Southern Exit

“The difficulty of tactical maneuvering consists in turning the devious into the direct, and misfortune into gain.” – Sun Tzu

In the wake of declining trust in the federal government within just about every American demographic, talk of Exit as a viable political strategy is appearing more frequently. While such talk has historically mentioned the secession of Texas or maybe New Hampshire, there is now a serious organization dedicated to doing the same even for California. This, I believe, is a significant development for Southern identitarians for several reasons.

The Exit process can be summed up as follows: A government becomes increasingly tyrannical and ceases to represent the interests of a significant portion of society. The situation becomes untenable for this group, but it is unable to change its political reality while remaining attached to the system. As a result, the group decides to renounce its affiliation to the ruling government, taking its resources with it in the process.

This was basically the strategy of the Confederacy in 1860, when Washington began to encroach upon Southern interests. It was and still remains too dangerous for the North to allow Dixie to leave, both politically and economically. Within the modern context, however, trends in governance and technology are rapidly favoring more decentralization as our world becomes increasingly interconnected. Large, centralized states are in decline, forced to make reforms or risk losing their ability to manage vast populations and resources. Times have changed, and while it is not at all likely that the South will rise up to formally secede from the Union, there are other ways to withdraw.
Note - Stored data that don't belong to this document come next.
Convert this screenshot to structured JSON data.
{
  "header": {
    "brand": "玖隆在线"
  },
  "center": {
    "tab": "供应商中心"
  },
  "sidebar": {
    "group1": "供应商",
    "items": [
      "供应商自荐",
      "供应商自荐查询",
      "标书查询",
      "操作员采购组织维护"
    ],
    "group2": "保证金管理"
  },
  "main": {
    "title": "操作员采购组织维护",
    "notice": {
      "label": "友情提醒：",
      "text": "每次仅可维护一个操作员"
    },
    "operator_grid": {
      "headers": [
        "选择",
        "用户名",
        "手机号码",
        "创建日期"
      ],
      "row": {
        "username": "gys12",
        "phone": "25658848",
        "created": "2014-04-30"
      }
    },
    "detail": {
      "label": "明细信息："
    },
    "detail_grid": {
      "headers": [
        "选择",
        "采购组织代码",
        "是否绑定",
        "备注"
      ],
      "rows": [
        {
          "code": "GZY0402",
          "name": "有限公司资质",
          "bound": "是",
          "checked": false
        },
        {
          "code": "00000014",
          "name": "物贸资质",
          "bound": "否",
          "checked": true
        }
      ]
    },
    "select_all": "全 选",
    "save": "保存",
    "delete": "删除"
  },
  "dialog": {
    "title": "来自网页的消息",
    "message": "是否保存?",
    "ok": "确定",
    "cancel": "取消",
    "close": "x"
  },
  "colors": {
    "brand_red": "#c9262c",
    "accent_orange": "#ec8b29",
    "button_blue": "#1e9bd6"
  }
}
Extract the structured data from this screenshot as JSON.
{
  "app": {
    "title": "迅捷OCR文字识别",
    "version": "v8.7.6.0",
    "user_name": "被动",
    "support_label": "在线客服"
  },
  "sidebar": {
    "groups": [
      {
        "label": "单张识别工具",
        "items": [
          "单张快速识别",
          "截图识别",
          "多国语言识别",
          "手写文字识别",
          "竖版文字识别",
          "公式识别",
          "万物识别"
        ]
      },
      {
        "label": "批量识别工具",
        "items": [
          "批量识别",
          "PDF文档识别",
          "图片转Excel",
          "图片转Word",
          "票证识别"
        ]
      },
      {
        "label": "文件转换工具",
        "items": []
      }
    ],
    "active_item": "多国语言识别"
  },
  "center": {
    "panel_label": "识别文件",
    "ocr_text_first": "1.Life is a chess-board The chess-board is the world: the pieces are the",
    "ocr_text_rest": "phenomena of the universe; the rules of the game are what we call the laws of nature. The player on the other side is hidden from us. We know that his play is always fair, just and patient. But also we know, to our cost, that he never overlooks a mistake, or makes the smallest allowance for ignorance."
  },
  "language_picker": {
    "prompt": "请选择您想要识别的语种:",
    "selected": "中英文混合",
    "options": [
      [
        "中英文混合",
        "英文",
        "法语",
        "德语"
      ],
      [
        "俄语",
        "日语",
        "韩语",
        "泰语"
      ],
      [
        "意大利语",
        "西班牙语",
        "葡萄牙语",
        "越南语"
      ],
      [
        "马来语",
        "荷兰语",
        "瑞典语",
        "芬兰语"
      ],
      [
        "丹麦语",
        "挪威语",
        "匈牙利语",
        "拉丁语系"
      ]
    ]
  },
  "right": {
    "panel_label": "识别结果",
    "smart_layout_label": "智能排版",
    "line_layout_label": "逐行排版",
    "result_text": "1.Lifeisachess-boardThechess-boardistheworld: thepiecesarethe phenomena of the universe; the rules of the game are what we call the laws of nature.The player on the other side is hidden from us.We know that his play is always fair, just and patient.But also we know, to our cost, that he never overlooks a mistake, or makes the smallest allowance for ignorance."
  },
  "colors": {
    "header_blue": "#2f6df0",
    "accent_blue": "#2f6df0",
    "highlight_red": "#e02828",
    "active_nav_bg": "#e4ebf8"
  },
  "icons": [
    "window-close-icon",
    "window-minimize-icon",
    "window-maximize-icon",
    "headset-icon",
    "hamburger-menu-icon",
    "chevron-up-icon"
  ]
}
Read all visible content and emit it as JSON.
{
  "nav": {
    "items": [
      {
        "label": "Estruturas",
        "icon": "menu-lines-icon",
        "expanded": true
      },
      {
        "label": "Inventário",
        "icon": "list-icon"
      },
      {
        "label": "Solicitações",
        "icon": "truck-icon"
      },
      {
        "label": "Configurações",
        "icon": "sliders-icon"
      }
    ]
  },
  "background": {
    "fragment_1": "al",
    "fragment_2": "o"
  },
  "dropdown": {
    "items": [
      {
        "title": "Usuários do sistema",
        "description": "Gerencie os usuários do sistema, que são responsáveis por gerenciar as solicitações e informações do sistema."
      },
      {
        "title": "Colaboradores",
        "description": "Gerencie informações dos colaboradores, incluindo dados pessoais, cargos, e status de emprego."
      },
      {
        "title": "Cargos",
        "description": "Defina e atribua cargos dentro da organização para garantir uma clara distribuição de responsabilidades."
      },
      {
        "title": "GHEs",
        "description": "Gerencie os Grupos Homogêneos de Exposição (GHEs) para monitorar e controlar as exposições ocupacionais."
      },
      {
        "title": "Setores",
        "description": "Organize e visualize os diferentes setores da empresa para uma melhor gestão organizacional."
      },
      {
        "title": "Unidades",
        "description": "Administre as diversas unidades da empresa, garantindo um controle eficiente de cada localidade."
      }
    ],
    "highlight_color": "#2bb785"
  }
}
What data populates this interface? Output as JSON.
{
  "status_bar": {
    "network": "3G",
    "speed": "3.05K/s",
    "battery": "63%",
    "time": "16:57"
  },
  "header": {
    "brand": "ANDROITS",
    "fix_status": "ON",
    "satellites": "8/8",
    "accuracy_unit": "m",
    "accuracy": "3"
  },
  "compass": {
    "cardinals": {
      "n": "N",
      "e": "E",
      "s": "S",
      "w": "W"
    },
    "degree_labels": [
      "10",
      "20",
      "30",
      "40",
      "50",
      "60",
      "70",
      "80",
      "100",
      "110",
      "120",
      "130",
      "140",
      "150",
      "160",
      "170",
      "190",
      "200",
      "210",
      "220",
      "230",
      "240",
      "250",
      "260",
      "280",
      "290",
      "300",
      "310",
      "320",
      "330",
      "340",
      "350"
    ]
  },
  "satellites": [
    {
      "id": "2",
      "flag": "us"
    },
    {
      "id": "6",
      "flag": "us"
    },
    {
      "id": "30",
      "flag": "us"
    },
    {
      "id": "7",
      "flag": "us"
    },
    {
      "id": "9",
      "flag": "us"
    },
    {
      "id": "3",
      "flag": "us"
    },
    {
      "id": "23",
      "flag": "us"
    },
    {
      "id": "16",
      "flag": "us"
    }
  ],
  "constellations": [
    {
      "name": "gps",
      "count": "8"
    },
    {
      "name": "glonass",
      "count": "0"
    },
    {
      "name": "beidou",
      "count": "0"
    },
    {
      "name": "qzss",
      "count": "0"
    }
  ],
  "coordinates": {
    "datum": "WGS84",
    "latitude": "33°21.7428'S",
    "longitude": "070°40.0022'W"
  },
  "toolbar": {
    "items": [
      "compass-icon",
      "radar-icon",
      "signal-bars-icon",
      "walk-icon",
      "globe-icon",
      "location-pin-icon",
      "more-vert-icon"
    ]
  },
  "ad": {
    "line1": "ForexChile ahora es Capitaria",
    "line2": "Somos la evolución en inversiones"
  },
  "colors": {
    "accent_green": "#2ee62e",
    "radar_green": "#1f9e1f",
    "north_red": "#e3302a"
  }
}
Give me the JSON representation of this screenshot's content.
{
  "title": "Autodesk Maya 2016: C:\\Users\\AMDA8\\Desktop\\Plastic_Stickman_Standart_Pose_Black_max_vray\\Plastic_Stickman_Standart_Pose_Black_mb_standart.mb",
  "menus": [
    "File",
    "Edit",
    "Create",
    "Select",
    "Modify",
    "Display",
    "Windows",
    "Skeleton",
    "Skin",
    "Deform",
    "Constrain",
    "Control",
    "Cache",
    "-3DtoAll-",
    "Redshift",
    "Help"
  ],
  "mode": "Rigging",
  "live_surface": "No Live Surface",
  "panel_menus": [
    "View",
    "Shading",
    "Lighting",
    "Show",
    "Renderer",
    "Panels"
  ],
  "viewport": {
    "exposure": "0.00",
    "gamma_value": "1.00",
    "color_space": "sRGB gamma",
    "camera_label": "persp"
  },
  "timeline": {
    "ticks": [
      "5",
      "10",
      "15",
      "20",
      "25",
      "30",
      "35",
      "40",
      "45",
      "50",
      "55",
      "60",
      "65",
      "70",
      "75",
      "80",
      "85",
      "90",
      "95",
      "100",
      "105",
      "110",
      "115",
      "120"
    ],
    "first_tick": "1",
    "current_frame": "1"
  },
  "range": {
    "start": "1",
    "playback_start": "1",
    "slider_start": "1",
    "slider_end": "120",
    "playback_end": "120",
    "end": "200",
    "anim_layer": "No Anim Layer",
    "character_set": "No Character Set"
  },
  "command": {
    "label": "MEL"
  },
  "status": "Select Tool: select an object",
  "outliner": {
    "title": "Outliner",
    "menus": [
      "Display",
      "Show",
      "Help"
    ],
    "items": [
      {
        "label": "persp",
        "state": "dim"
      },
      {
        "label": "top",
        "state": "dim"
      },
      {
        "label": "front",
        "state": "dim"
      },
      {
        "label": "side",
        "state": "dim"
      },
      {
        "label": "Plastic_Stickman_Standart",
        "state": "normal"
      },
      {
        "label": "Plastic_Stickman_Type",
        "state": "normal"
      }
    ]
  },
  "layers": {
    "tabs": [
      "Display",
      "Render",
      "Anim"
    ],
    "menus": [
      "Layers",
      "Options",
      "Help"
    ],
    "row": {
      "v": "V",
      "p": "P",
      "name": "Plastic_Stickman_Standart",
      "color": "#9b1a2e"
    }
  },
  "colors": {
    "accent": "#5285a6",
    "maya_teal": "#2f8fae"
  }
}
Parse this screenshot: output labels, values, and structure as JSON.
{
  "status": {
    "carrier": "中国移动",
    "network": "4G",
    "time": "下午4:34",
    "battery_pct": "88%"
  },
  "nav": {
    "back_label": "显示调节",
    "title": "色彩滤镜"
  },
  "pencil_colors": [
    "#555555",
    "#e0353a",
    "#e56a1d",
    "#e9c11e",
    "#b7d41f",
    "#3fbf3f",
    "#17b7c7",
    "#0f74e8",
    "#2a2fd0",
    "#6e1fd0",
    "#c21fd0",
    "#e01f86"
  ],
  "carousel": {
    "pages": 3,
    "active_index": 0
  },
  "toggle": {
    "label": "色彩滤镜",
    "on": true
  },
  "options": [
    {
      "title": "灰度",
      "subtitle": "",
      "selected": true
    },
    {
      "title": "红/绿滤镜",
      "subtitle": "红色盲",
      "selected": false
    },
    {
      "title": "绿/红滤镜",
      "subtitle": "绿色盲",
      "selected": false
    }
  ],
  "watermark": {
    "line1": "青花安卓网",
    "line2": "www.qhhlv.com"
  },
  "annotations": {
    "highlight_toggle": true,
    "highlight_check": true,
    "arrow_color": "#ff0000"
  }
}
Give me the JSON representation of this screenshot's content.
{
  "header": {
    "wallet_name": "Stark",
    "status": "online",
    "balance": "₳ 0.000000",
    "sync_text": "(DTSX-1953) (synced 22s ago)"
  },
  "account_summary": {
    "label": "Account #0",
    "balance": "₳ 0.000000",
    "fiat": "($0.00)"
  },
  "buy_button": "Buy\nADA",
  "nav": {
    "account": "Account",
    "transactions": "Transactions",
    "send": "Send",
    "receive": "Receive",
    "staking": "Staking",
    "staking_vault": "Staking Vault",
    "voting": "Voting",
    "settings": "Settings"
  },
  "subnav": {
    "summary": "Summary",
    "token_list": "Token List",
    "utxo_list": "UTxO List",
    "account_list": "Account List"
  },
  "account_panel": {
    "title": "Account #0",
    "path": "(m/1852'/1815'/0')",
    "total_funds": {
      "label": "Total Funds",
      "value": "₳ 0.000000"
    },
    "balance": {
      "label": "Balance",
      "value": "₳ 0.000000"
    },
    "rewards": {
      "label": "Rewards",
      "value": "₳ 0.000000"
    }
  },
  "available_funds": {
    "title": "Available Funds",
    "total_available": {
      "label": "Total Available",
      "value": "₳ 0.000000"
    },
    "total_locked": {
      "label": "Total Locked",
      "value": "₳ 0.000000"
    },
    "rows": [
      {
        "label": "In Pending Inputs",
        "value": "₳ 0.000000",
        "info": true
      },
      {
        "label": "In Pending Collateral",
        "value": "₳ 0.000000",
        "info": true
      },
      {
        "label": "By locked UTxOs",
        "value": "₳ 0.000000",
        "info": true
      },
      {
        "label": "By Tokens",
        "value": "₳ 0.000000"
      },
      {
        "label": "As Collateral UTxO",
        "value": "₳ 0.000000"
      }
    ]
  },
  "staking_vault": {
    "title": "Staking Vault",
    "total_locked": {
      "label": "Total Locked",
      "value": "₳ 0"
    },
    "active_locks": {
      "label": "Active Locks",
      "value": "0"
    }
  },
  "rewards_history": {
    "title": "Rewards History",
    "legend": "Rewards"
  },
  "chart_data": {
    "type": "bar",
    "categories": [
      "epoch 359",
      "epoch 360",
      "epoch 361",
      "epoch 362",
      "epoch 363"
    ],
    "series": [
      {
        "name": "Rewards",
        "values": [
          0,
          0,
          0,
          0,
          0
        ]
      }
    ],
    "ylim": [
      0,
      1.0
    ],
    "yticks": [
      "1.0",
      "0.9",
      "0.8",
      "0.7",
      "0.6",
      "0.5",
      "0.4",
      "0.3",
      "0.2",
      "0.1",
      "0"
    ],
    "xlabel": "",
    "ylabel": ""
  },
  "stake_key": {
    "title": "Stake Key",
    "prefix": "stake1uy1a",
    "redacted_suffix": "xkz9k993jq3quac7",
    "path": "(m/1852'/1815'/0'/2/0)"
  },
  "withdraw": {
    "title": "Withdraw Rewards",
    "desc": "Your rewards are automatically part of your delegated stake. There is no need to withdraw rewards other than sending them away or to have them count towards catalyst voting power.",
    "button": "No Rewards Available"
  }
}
If we seek to remove ourselves from the political repression of Washington and the cultural decay of modern liberalism, we should opt for a de facto exit from the Union. The political reality is that we do not control the state and local governments. The urban centers will not be rallying behind the cause of Dixie, as they are far from our cultural bastions. But we always knew that, even if it may be frustrating to admit.

The urbanite’s lifestyle of short-term consumption, loose values and social atomization cannot last. We benefit from a lower time preference and understand that our efforts are an investment in a more sovereign future. Instead of making some beautiful and glorious last stand on our enemy’s terms, we should instead withdraw to a battlefield of our own choosing. This does not mean abandoning our birthright, or putting all our eggs in one basket. Rather, it amounts to consolidating our own strength in a more effective manner, so that we are better able to preserve our way of life.

The South’s unique heritage, while battered by modernity, has survived for centuries because enough of our ancestors were willing to invest in its defense. Our forebears recognized the value of our land, our art and our traditions. They maintained all of it in order to pass it on, with the expectation that their children would continue to maintain it with the same vigor. This required tough decision-making. Even in the face of malicious adversity, they persevered.

In taking up the banner of Southern identity, we are honoring the sweat and blood of our ancestors while establishing a commitment to our descendants. In other words, we are the guardians of a rich legacy which requires both an active and passive defense. In some cases, mounting such a defense requires a tactical retreat, so that one’s force can re-enter the fold from a position of strength. For Dixie, Exit does not begin in the State capitol buildings, but in the hearts and minds of good men willing to take their capabilities and resources elsewhere.

In order to reinforce our institutions, we must consider building alternatives to the degraded urban life of the modern South. Practically, this means buying up land and rebuilding farms, moving back into our rural communities, renewing our local churches, even starting up entirely new towns. From these new positions, we can begin to take back lost ground. Furthermore, none of this maneuvering requires the permission of bureaucrats or policy wonks in Washington. If dedicated families make this transition in every Southern state, it would be a significant step toward reclaiming our homeland.

At this point, our most significant enemy is likely time itself. The clock is ticking both culturally and demographically. As such, now is the time to experiment with varied, localized ‘exit routes’ across the entire South, from the Atlantic coastal plain to the Appalachian mountains. This does not at all equate to a surrender. A strategy of Southern Exit should be viewed instead as a return to the foundations of our civilization.